Links Between Environmental Exposures and Autism Explored
PALO ALTO, California, July 5, 2011 (ENS) – The largest and most rigorous twin study of its kind to date has found that shared environment influences susceptibility to autism more than previously thought.
The study, supported by the National Institutes of Health and released today, found that shared environmental factors – experiences and exposures common to both twin individuals – accounted for 55 percent of strict autism and 58 percent of more broadly defined autism spectrum disorders.
Genetic heritability accounted for 37 percent of autism and 38 percent of autism spectrum disorders. Random environmental factors not shared among twins play a much smaller role.
Studies now are under way to determine if autism may be traceable, in part, to environmental exposures early during pregnancy.
Earlier twin studies had estimated the genetic heritability of autism to be as high as 90 percent. The new study found such concordance to be four to five times higher.
Twin boys (Photo by Faye)
“High fraternal twin concordance relative to identical twin concordance underscores the importance of both the environment and moderate genetic heritability in predisposing for autism,” explained Joachim Hallmayer, MD, of Stanford University, Palo Alto, California, a grantee of the NIH’s National Institute of Mental Health.
“Both types of twin pairs are more often concordant than what would be expected from the frequency of autism in the general population,” said Hallmayer. “However, the high concordance among individuals who share only half their genes relative to those who share all of their genes implies a bigger role for shared environmental factors.”
Hallmayer, senior co-investigator Neil Risch, Ph.D., of the University of California, San Francisco, and colleagues, report on findings of the California Autism Twins Study in the July 2011 issue of the journal “Archives of General Psychiatry.”
“These new findings are in line with other recent observations supporting both environmental and genetic contributions to autism spectrum disorders, with the environmental factors likely prenatal and the genetic factors highly complex and sometimes not inherited,” said National Institute of Mental Health Director Thomas Insel, MD.
The new study is the first to analyze a large sample of twins drawn from the general population; previous twin studies have been based on more limited samples, such as patients in treatment.
It is also the first to employ the latest standard in diagnosing autism, which requires structured clinical assessments based on interviews with the parents as well as direct observation of the child.
Drawing upon state records, the researchers initially identified 1,156 twin pairs, with at least one member affected by an autism spectrum disorder, born to California mothers between 1987 and 2004.
The children were all at least four years old, an age when autism can be reliably diagnosed. Ultimately, this group was winnowed to 192 twin pairs – 54 identical and 138 fraternal – for genetic analysis. Since autism disproportionately affects males, males outnumbered females by four to five times, with 80 of the pairs including both sexes.

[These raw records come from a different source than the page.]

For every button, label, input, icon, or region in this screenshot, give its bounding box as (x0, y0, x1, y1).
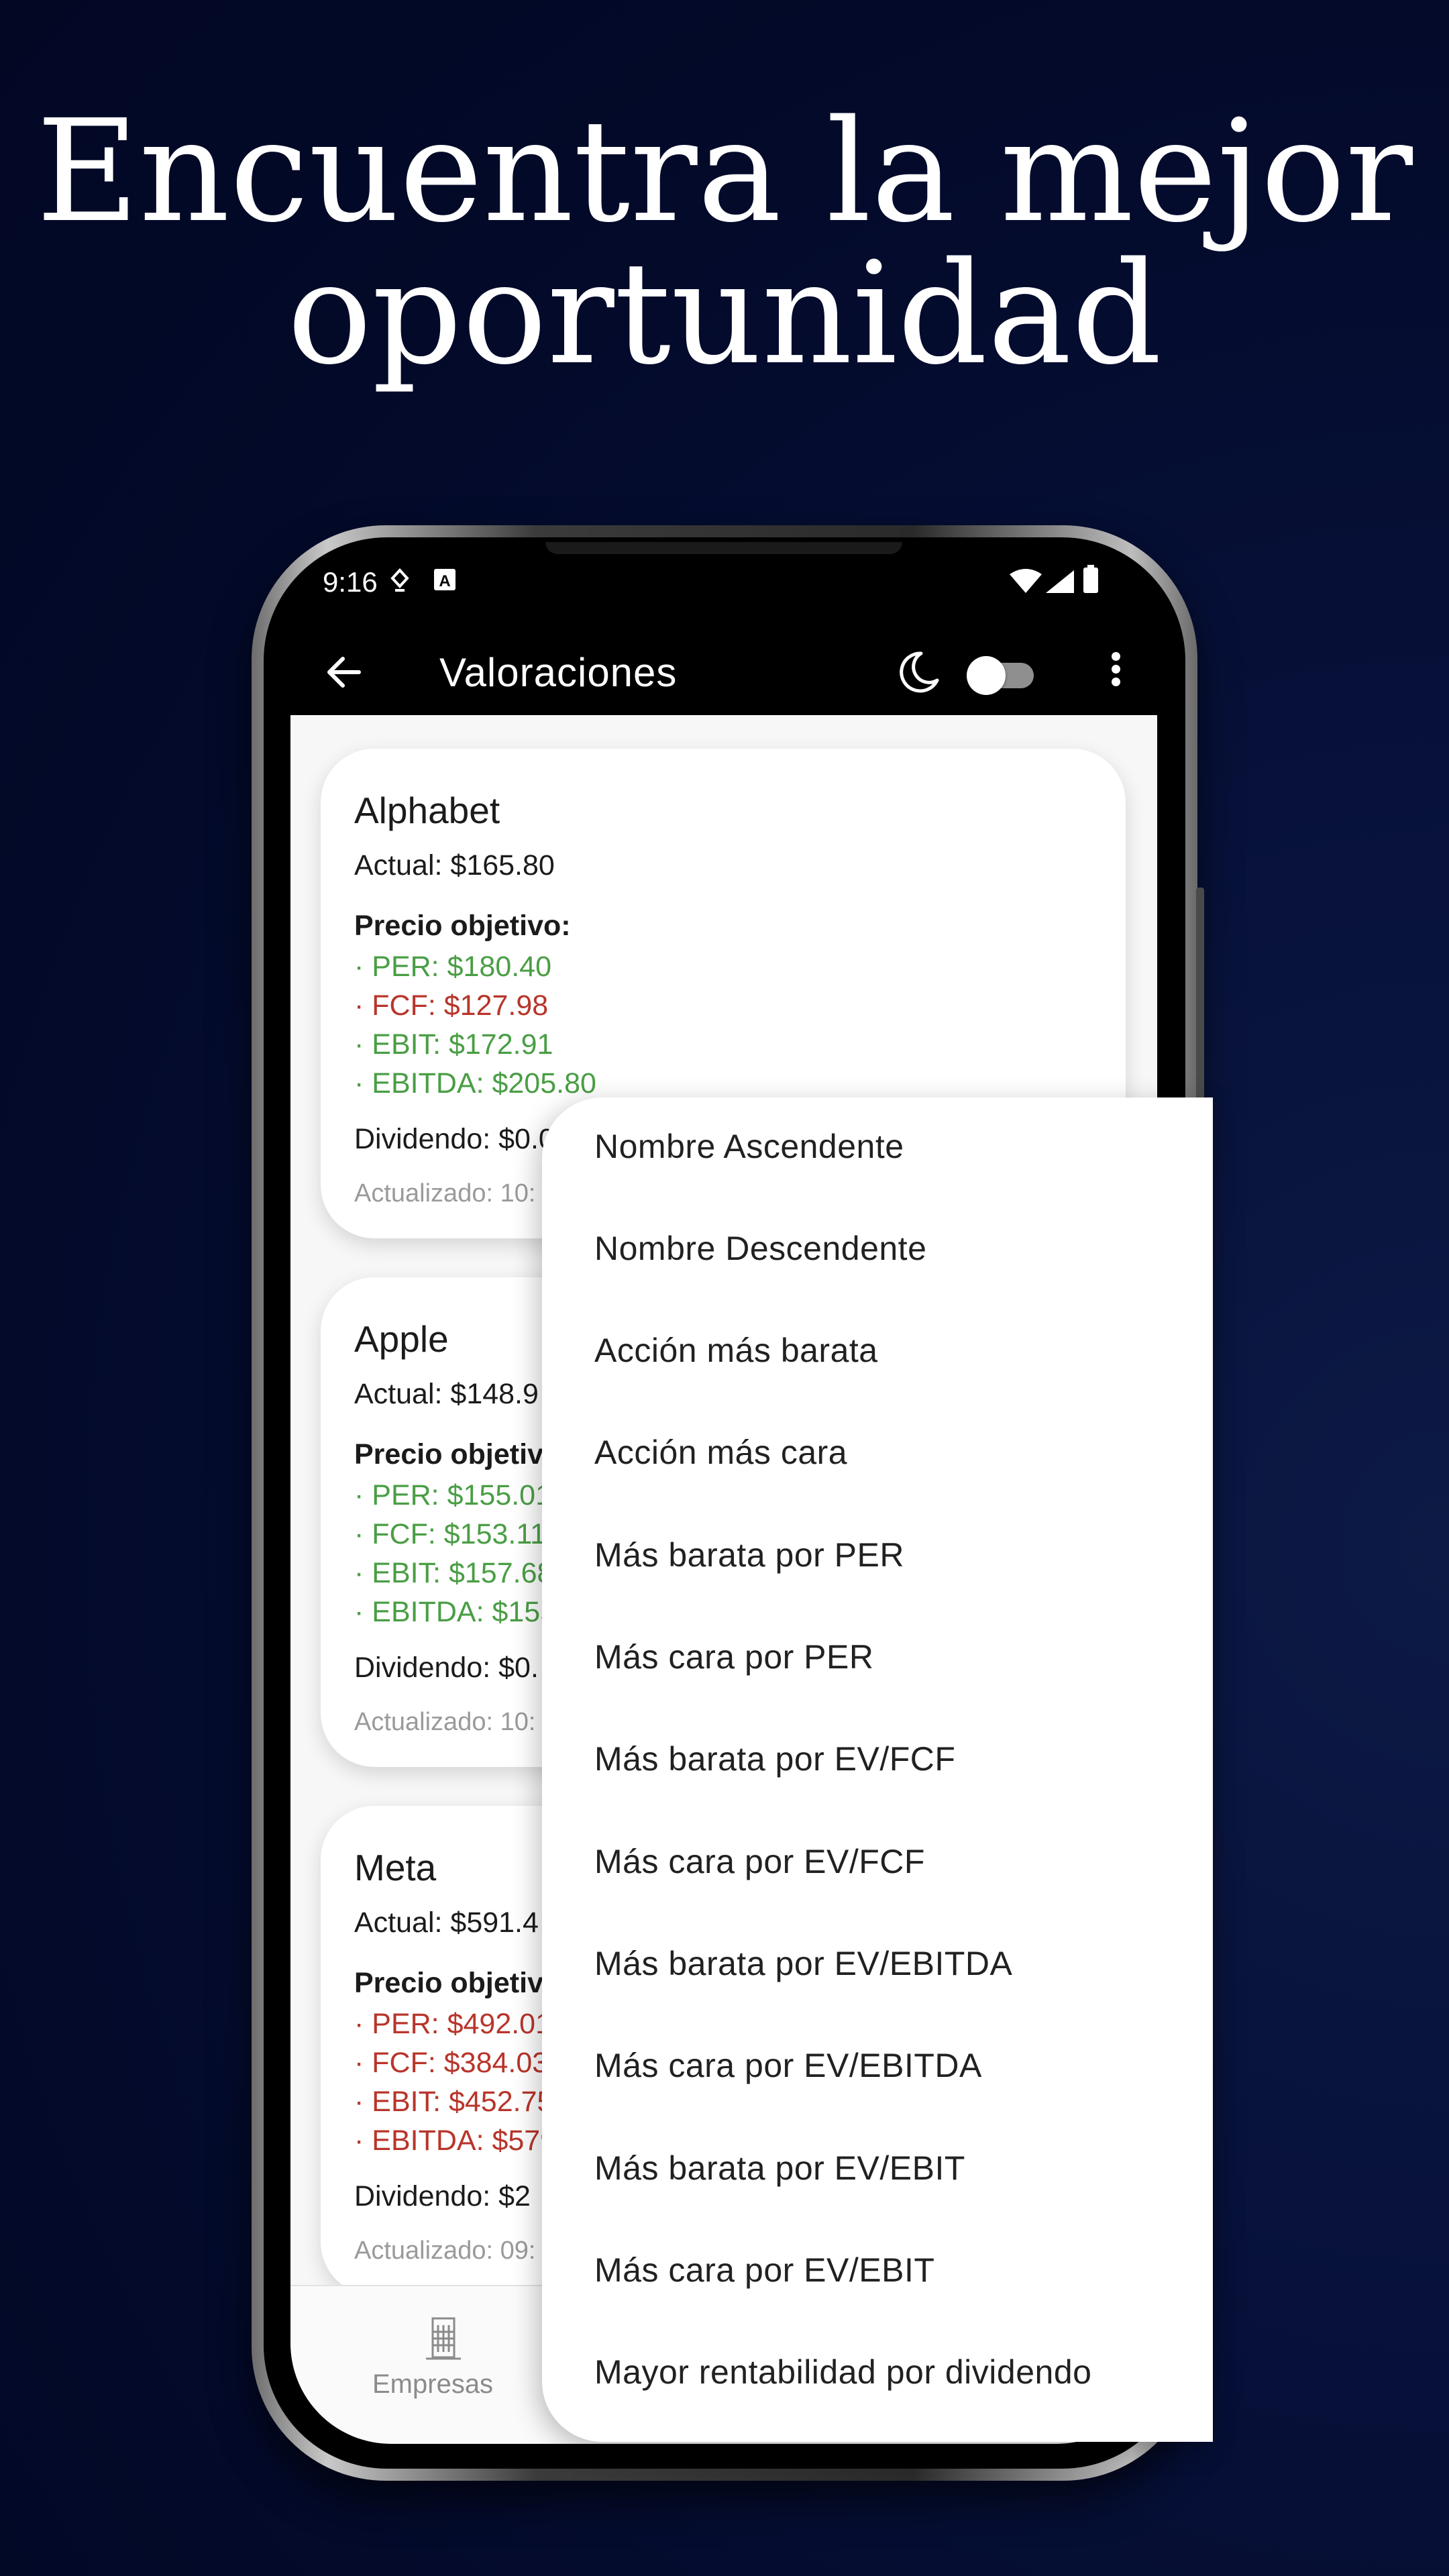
current-price: Actual: $165.80 (354, 849, 555, 881)
updated-time: Actualizado: 10: (354, 1179, 536, 1208)
updated-time: Actualizado: 10: (354, 1708, 536, 1736)
target-per: · PER: $492.01 (354, 2008, 552, 2040)
target-ebit: · EBIT: $172.91 (354, 1028, 553, 1061)
sort-option[interactable]: Más barata por EV/FCF (594, 1739, 955, 1778)
status-time: 9:16 (323, 566, 378, 598)
more-vert-icon[interactable] (1106, 648, 1126, 696)
target-per: · PER: $155.01 (354, 1479, 552, 1511)
target-price-label: Precio objetivo (354, 1438, 561, 1470)
sort-option[interactable]: Nombre Ascendente (594, 1127, 904, 1166)
target-fcf: · FCF: $127.98 (354, 989, 549, 1022)
sort-option[interactable]: Más barata por EV/EBIT (594, 2149, 965, 2188)
current-price: Actual: $148.9 (354, 1378, 539, 1410)
sort-option[interactable]: Más cara por EV/EBITDA (594, 2046, 982, 2085)
dividend: Dividendo: $0.0 (354, 1123, 555, 1155)
sort-option[interactable]: Acción más cara (594, 1433, 847, 1472)
target-ebitda: · EBITDA: $155 (354, 1596, 557, 1628)
app-bar: Valoraciones (290, 629, 1157, 715)
svg-text:A: A (439, 572, 450, 590)
sort-menu: Nombre Ascendente Nombre Descendente Acc… (542, 1097, 1213, 2442)
updated-time: Actualizado: 09: (354, 2237, 536, 2265)
sort-option[interactable]: Acción más barata (594, 1331, 878, 1370)
moon-icon[interactable] (894, 649, 941, 696)
target-per: · PER: $180.40 (354, 951, 552, 983)
company-name: Apple (354, 1318, 449, 1360)
current-price: Actual: $591.4 (354, 1907, 539, 1939)
target-price-label: Precio objetivo: (354, 910, 571, 942)
dividend: Dividendo: $0. (354, 1652, 539, 1684)
company-name: Alphabet (354, 790, 500, 831)
dividend: Dividendo: $2 (354, 2180, 531, 2212)
target-fcf: · FCF: $153.11 (354, 1518, 546, 1550)
sort-option[interactable]: Más cara por EV/FCF (594, 1842, 925, 1881)
battery-icon (1082, 565, 1099, 598)
company-name: Meta (354, 1847, 437, 1888)
target-ebitda: · EBITDA: $579 (354, 2125, 557, 2157)
target-price-list: · PER: $180.40 · FCF: $127.98 · EBIT: $1… (354, 947, 596, 1103)
signal-icon (1044, 569, 1077, 598)
sort-option[interactable]: Más barata por EV/EBITDA (594, 1944, 1012, 1983)
target-ebitda: · EBITDA: $205.80 (354, 1067, 596, 1099)
sort-option[interactable]: Más cara por PER (594, 1638, 873, 1676)
headline: Encuentra la mejor oportunidad (0, 101, 1449, 385)
target-price-list: · PER: $492.01 · FCF: $384.03 · EBIT: $4… (354, 2004, 556, 2160)
target-price-label: Precio objetivo (354, 1967, 561, 1999)
page-title: Valoraciones (439, 650, 678, 695)
target-ebit: · EBIT: $452.75 (354, 2086, 553, 2118)
headline-line-1: Encuentra la mejor (36, 89, 1413, 254)
wifi-icon (1008, 569, 1043, 598)
building-icon[interactable] (423, 2314, 464, 2363)
sort-option[interactable]: Más barata por PER (594, 1536, 904, 1574)
sort-option[interactable]: Mayor rentabilidad por dividendo (594, 2353, 1091, 2392)
keyboard-a-icon: A (433, 568, 457, 596)
headline-line-2: oportunidad (287, 231, 1162, 396)
back-arrow-icon[interactable] (323, 651, 366, 694)
status-bar: 9:16 A (290, 542, 1157, 629)
toggle-thumb (967, 656, 1006, 695)
target-fcf: · FCF: $384.03 (354, 2047, 549, 2079)
notification-icon (390, 568, 410, 598)
target-ebit: · EBIT: $157.68 (354, 1557, 553, 1589)
dark-mode-toggle[interactable] (967, 656, 1034, 695)
target-price-list: · PER: $155.01 · FCF: $153.11 · EBIT: $1… (354, 1476, 556, 1631)
nav-empresas[interactable]: Empresas (372, 2369, 493, 2400)
sort-option[interactable]: Más cara por EV/EBIT (594, 2251, 934, 2290)
sort-option[interactable]: Nombre Descendente (594, 1229, 926, 1268)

Concordance for autism spectrum disorders was 77 percent among identical male pairs, and 31 percent among fraternal male pairs. In females, concordance for ASD was more closely spaced – 50 percent for identical and 36 percent for fraternal pairs.
By contrast, previous studies had found concordance rates for fraternal twins that were much lower, ranging only in the single digits.
“Spectrum disorders traditionally thought to have less genetic loading turn out to stem from a similar mix of environmental and genetic heritability as narrowly defined autism,” noted Thomas Lehner, PhD, chief of the NIMH Genomics Research Branch.
Yet, there can also be genetic influences that are not inherited from parents. New evidence emerged last month that rare, spontaneous mutations occur at abnormally high rates in autism.
Parents of autistic children and environmental health and autism experts called June 8 or reform of the outdated U.S. law regulating chemicals, the Toxic Substances Control Act of 1976.
They warned that the recent sharp rise in autism is likely due, in part, to the cocktail of toxic chemicals that pregnant women, fetuses, babies and young children encounter.
“Lead, mercury, and other neurotoxic chemicals have a profound effect on the developing brain at levels that were once thought to be safe. With some complex combination of insults, little brains reach a tipping point,” warned Donna Ferullo, director of program research at The Autism Society, told reporters on a conference call convened by the Safer Chemicals, Healthy Families Coalition.
The nationwide coalition represents more than 11 million people, including parents, health professionals, advocates for people with learning and developmental disabilities, reproductive health advocates, environmentalists and businesses.
Today in the United States, about one in every 110 children has autism, a disorder of neural development characterized by abnormalities of social interactions and communication, severely restricted interests and highly repetitive behavior. Boys are affected more than girls – one in every 70 boys will have autism.
Also participating in the research were investigators at: Autism Genetic Resource Exchange; California Department of Public Health; Kaiser Permanente; University of California, Davis. The research was also funded by Autism Speaks.